(CROISSANCE AFRIQUE)-Au Nigeria, Proparco, qui est une filiale du groupe AFD spécialisée dans le soutien au secteur privé, a pris une initiative importante en accordant, la semaine dernière, une garantie de portefeuille d’une valeur de 9 milliards de nairas, ce qui équivaut à environ 6 millions de dollars, à la Wema Bank.
Cette garantie a pour objectif de faciliter l’accès au crédit pour les micro, petites et moyennes entreprises (MPME), qui jouent un rôle essentiel dans l’économie locale malgré les défis souvent rencontrés pour obtenir du financement.
La mise en œuvre de cette couverture s’effectue grâce à l’outil ARIZ, qui propose une garantie de perte finale aux institutions financières partenaires de l’AFD. Cette initiative couvre 50 % du risque de perte finale sur les prêts accordés, ce qui représente un levier considérable pour encourager les banques à prêter aux entreprises qui sont traditionnellement laissées de côté. Grâce à ce mécanisme, Wema Bank aura la possibilité de constituer, sur une période de deux ans, un portefeuille de crédits qui pourrait atteindre un total impressionnant de 18 milliards de nairas, au bénéfice d’un grand nombre de PME nigérianes. Ces entreprises, souvent exclues des circuits bancaires classiques, pourront ainsi bénéficier d’un soutien financier indispensable pour leur croissance et leur développement, favorisant ainsi une dynamique économique positive dans le pays.
Les financements prévus viseront des secteurs stratégiques qui sont jugés cruciaux pour le développement durable et l’économie nigériane, tels que l’agriculture, qui est le pilier de la sécurité alimentaire, la santé, pour améliorer le bien-être de la population, l’éducation, afin de garantir un avenir meilleur aux jeunes générations, l’industrie pharmaceutique, qui joue un rôle essentiel dans l’approvisionnement en soins médicaux, et la finance verte, qui est de plus en plus reconnue pour son importance dans la lutte contre le changement climatique. De plus, des lignes de crédit à court terme seront également mobilisées pour répondre aux besoins en fonds de roulement des entreprises, ce qui est indispensable pour leur fonctionnement quotidien.
« En partageant les risques avec Wema Bank, nous contribuons de manière significative à accroître les volumes de financement destinés aux petites et moyennes entreprises (PME) nigérianes, qui sont souvent considérées comme le moteur de l’économie nationale.
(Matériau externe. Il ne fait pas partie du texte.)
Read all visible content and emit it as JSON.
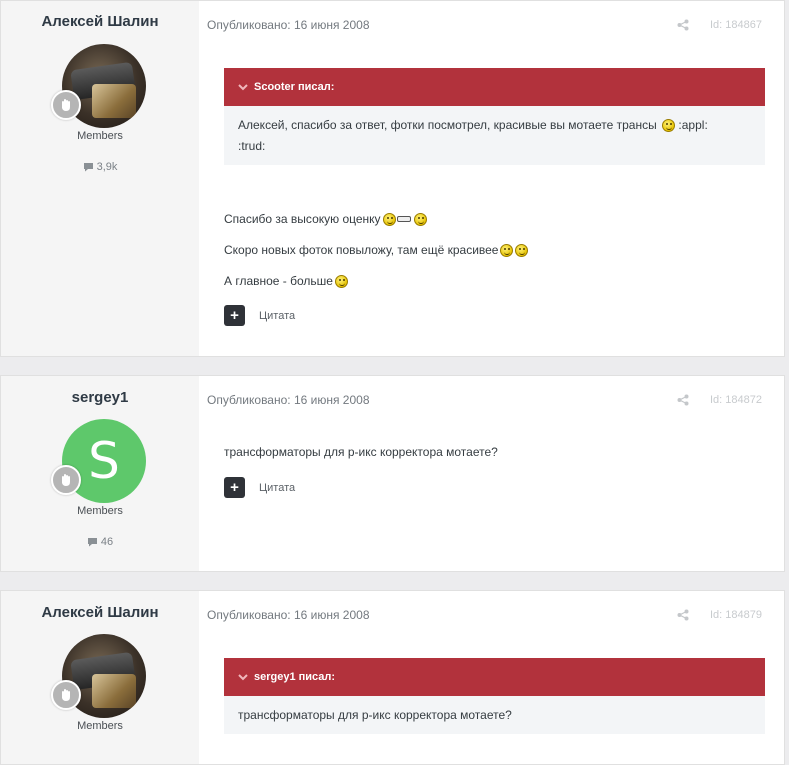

Cette opération répond à un enjeu majeur, à savoir soutenir l’entrepreneuriat et l’emploi dans un pays qui se caractérise par une forte croissance démographique, ce qui crée d’importants défis, ainsi que d’importants besoins en financement », a déclaré Xavier Echasseriau, directeur régional de Proparco pour le Nigeria. Il a également mis en exergue que ce partenariat, qui représente une première collaboration entre Proparco et Wema Bank, s’inscrit dans une perspective à long terme, avec l’ambition de bâtir un écosystème financier plus robuste et inclusif pour l’avenir.
Cette initiative privée intervient dans un contexte où les PME nigérianes, comme c’est le cas dans de nombreux pays africains, continuent de rencontrer des difficultés majeures pour accéder aux sources de financement nécessaires à leur développement. Selon les experts, ces obstacles à l’accès aux capitaux peuvent freiner l’innovation et limiter la capacité des entreprises à se développer et à créer des emplois, renforçant ainsi le besoin d’initiatives telles que celle-ci pour stimuler la croissance économique et améliorer les conditions de vie dans le pays.
En 2025, le gouvernement nigérian a décidé de mettre en place la National Credit Guarantee Company Limited (NCGC), une initiative qui s’inscrit dans un effort plus large pour soutenir la croissance économique du pays. Avec un capital initial substantiel de 100 milliards de nairas, cette société vise non seulement à atténuer le risque associé à l’octroi de prêts, mais aussi à élargir considérablement l’accès au financement pour un large éventail d’acteurs économiques, y compris les micro, petites et moyennes entreprises (MPME), les industriels, ainsi que les grandes entreprises. Cette démarche est essentielle dans le contexte économique nigérian, où l’accès aux ressources financières demeure un obstacle majeur pour de nombreux entrepreneurs, limitant ainsi le potentiel d’innovation et de développement.
Notons que grâce à la NCGC, le gouvernement espère favoriser un environnement propice à la création d’emplois, à l’encouragement de la compétitivité et à la stimulation de la croissance durable au sein des différentes branches économiques du pays.